Sample Compatibility & Compliance
The TP-GP-GS supports intact, uncut fruit specimens ranging from small berries (≥20 mm diameter) to large pome and citrus fruits (≤120 mm). Tested compatibility includes Malus domestica (apple), Pyrus pyrifolia (Asian pear), Citrus reticulata (mandarin), Solanum lycopersicum (tomato), and Prunus persica (peach). The system operates within ISO/IEC 17025-aligned laboratory environments and supports GLP-compliant workflows through audit-trail-enabled software logging. While not FDA 21 CFR Part 11-certified out-of-the-box, raw spectral data (in ENVI-compatible .hdr/.raw format) and analysis logs are exportable for integration into validated LIMS or electronic lab notebook (ELN) platforms.
Software & Data Management
The proprietary analysis suite provides a GUI-driven workflow: image import → auto-segmentation → spectral extraction → model-based prediction → statistical summarization. Batch processing supports queued analysis of hundreds of images with user-defined output templates. All processed data—including pixel-level maps, region-of-interest (ROI) statistics, and trend charts—are exportable in CSV, Excel, and PDF formats. Cloud synchronization (via secure HTTPS endpoint) enables centralized data aggregation across distributed research sites. Raw hyperspectral cubes retain full spectral fidelity for reprocessing with updated models or third-party chemometric tools (e.g., Unscrambler X, MATLAB).
Applications
- Quantitative trait locus (QTL) mapping and marker-assisted selection in fruit breeding programs
- Postharvest physiology studies: tracking temporal changes in SSC, acid metabolism, and water loss during cold storage or CA treatment
- Validation of non-destructive sorting algorithms for commercial packing lines
- Phenotypic screening of germplasm collections under controlled environment conditions (growth chambers, greenhouses, vertical farms)
- Method development for regulatory compliance testing—supporting ISO 8586 sensory evaluation protocols via objective color and texture correlation
FAQ
What spectral resolution does the hyperspectral sensor achieve?
The system employs a push-broom imager with nominal spectral sampling intervals of 2–3 nm across the 400–1000 nm range; effective full-width-at-half-maximum (FWHM) is typically 5–10 nm depending on optical configuration.
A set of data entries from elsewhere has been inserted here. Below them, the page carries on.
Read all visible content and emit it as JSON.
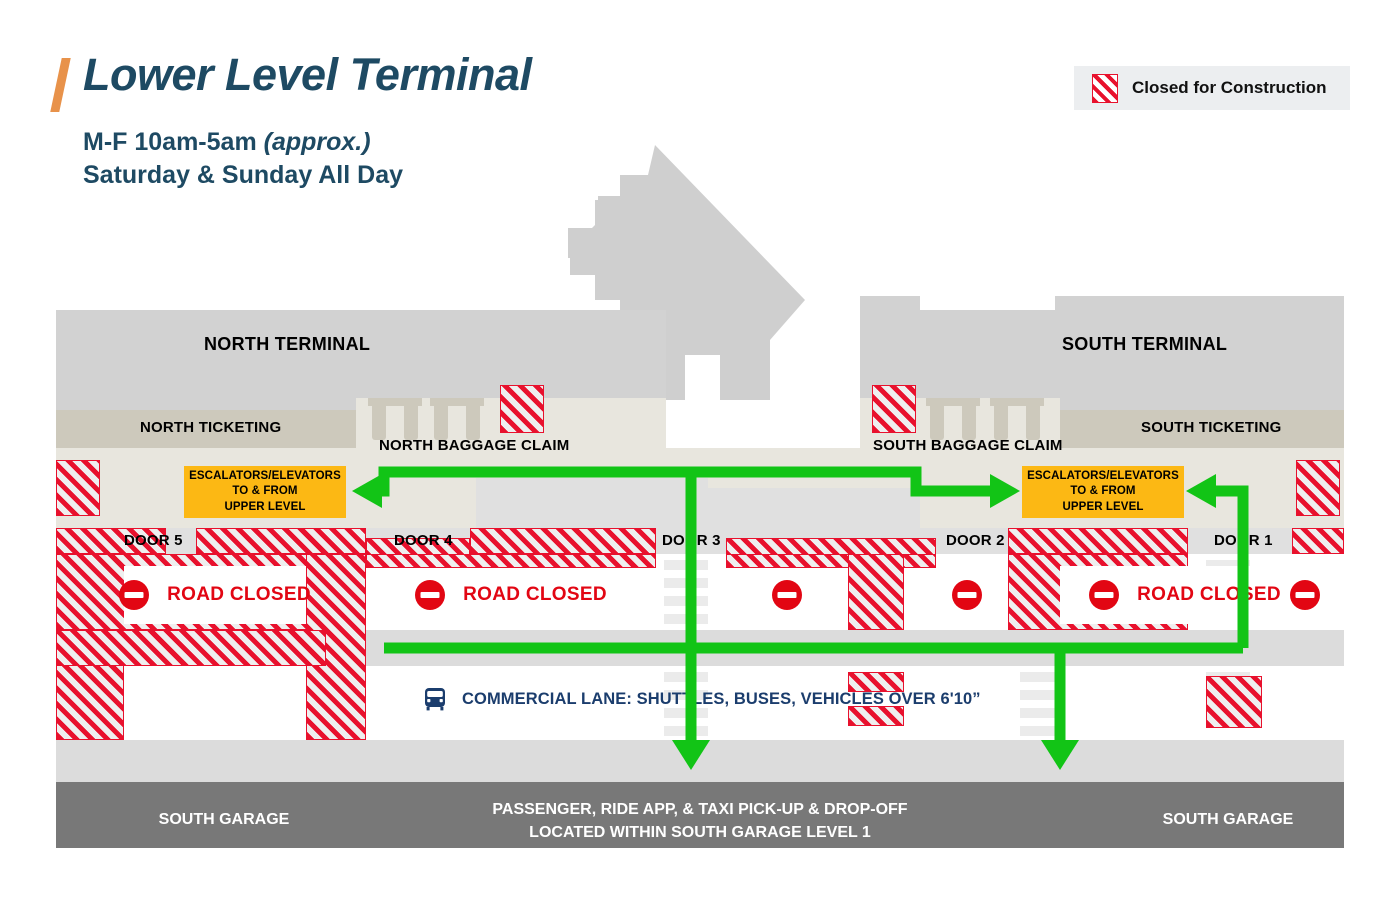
{
  "header": {
    "title": "Lower Level Terminal",
    "subtitle_line1_main": "M-F 10am-5am ",
    "subtitle_line1_italic": "(approx.)",
    "subtitle_line2": "Saturday & Sunday All Day",
    "accent_color": "#e8924a",
    "title_color": "#1e4a63"
  },
  "legend": {
    "swatch_icon": "hatched-red-square-icon",
    "label": "Closed for Construction",
    "hatch_color": "#e8112d",
    "background": "#eceef0"
  },
  "map": {
    "terminals": [
      {
        "id": "north",
        "label": "NORTH TERMINAL"
      },
      {
        "id": "south",
        "label": "SOUTH TERMINAL"
      }
    ],
    "ticketing": [
      {
        "id": "north",
        "label": "NORTH TICKETING"
      },
      {
        "id": "south",
        "label": "SOUTH TICKETING"
      }
    ],
    "baggage_claim": [
      {
        "id": "north",
        "label": "NORTH BAGGAGE CLAIM"
      },
      {
        "id": "south",
        "label": "SOUTH BAGGAGE CLAIM"
      }
    ],
    "escalator_boxes": [
      {
        "id": "north",
        "line1": "ESCALATORS/ELEVATORS",
        "line2": "TO & FROM",
        "line3": "UPPER LEVEL",
        "color": "#fcb814"
      },
      {
        "id": "south",
        "line1": "ESCALATORS/ELEVATORS",
        "line2": "TO & FROM",
        "line3": "UPPER LEVEL",
        "color": "#fcb814"
      }
    ],
    "doors": [
      {
        "id": "door5",
        "label": "DOOR 5"
      },
      {
        "id": "door4",
        "label": "DOOR 4"
      },
      {
        "id": "door3",
        "label": "DOOR 3"
      },
      {
        "id": "door2",
        "label": "DOOR 2"
      },
      {
        "id": "door1",
        "label": "DOOR 1"
      }
    ],
    "road_closed_signs": [
      {
        "id": "west",
        "label": "ROAD CLOSED",
        "icon": "no-entry-icon",
        "has_text": true
      },
      {
        "id": "center-west",
        "label": "ROAD CLOSED",
        "icon": "no-entry-icon",
        "has_text": true
      },
      {
        "id": "center",
        "label": "",
        "icon": "no-entry-icon",
        "has_text": false
      },
      {
        "id": "center-east",
        "label": "",
        "icon": "no-entry-icon",
        "has_text": false
      },
      {
        "id": "east",
        "label": "ROAD CLOSED",
        "icon": "no-entry-icon",
        "has_text": true
      },
      {
        "id": "far-east",
        "label": "",
        "icon": "no-entry-icon",
        "has_text": false
      }
    ],
    "commercial_lane": {
      "icon": "bus-icon",
      "label": "COMMERCIAL LANE: SHUTTLES, BUSES, VEHICLES OVER 6'10”",
      "color": "#1b3d6d"
    },
    "garage": {
      "left_label": "SOUTH GARAGE",
      "right_label": "SOUTH GARAGE",
      "center_line1": "PASSENGER, RIDE APP, & TAXI PICK-UP & DROP-OFF",
      "center_line2": "LOCATED WITHIN SOUTH GARAGE LEVEL 1",
      "background": "#787878"
    },
    "route": {
      "color": "#12c416",
      "description": "Green pedestrian routes from Door 1 and Door 3 to escalators and to South Garage Level 1"
    },
    "colors": {
      "terminal_fill": "#d2d2d2",
      "ticketing_fill": "#cdc9bc",
      "curb_fill": "#e8e6de",
      "median_fill": "#dcdcdc",
      "lane_fill": "#ffffff",
      "garage_fill": "#787878",
      "construction_red": "#e8112d",
      "road_closed_red": "#e20613"
    }
  }
}
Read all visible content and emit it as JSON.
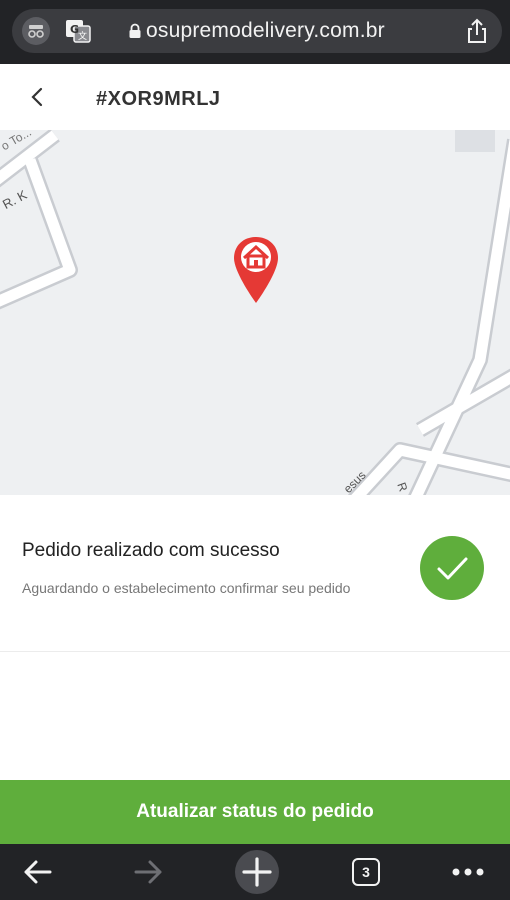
{
  "browser": {
    "url": "osupremodelivery.com.br",
    "tab_count": "3"
  },
  "header": {
    "order_code": "#XOR9MRLJ"
  },
  "map": {
    "street_labels": [
      "o To...",
      "R. K",
      "esus",
      "R"
    ],
    "marker_icon": "home-pin-icon",
    "marker_color": "#e53935"
  },
  "status": {
    "title": "Pedido realizado com sucesso",
    "description": "Aguardando o estabelecimento confirmar seu pedido",
    "icon": "check-icon",
    "color": "#5fae3c"
  },
  "actions": {
    "update_label": "Atualizar status do pedido"
  }
}
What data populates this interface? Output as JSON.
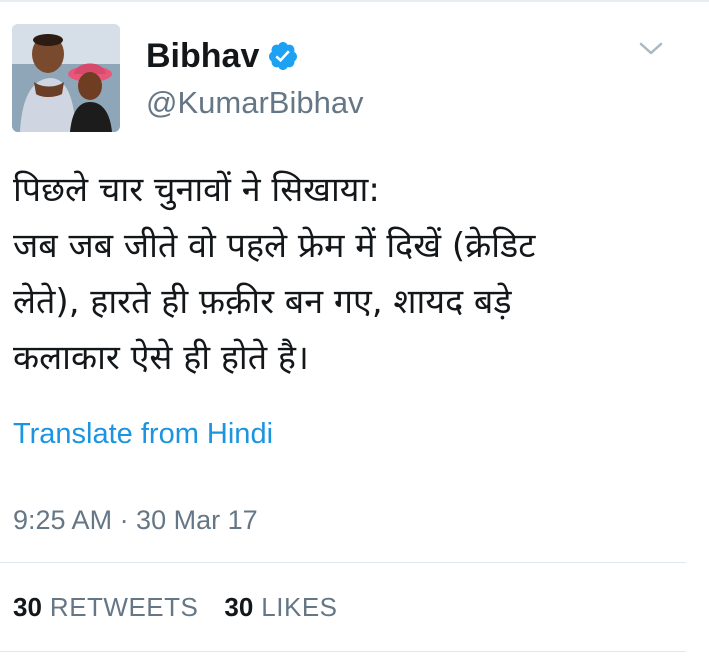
{
  "tweet": {
    "author": {
      "display_name": "Bibhav",
      "handle": "@KumarBibhav",
      "verified": true,
      "avatar_icon": "profile-photo"
    },
    "menu_icon": "chevron-down-icon",
    "text": "पिछले चार चुनावों ने सिखाया:\nजब जब जीते वो पहले फ्रेम में दिखें (क्रेडिट\nलेते), हारते ही फ़क़ीर बन गए, शायद बड़े\nकलाकार ऐसे ही होते है।",
    "translate_link": "Translate from Hindi",
    "timestamp": "9:25 AM · 30 Mar 17",
    "stats": {
      "retweets_count": "30",
      "retweets_label": "RETWEETS",
      "likes_count": "30",
      "likes_label": "LIKES"
    }
  },
  "colors": {
    "text": "#14171a",
    "secondary": "#657786",
    "link": "#1b95e0",
    "verified_badge": "#1da1f2",
    "divider": "#e1e8ed"
  }
}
Can users develop or import custom chemometric models?
Yes—the software supports import of PLSR, PCR, and SVM models trained in Python (scikit-learn), R, or MATLAB, provided they accept reflectance spectra in ASCII or HDF5 format and output calibrated predictions.
Is the system compatible with existing laboratory information management systems (LIMS)?
Raw data exports (CSV, ENVI, TIFF) and metadata adhere to ISA-Tab conventions; API documentation is available for programmatic integration with LIMS or ELN platforms.
How is measurement repeatability ensured across operators and sessions?
Standardized background plate geometry, fixed illumination geometry, automated white/dark reference capture before each batch, and embedded scale calibration routines collectively maintain inter-session CV <5% for morphological traits and <8% for SSC predictions.
Does the system require external calibration standards?
Factory calibration is performed using NIST-traceable ceramic tiles and certified reflectance standards; annual verification with user-provided reference materials is recommended for long-term stability monitoring.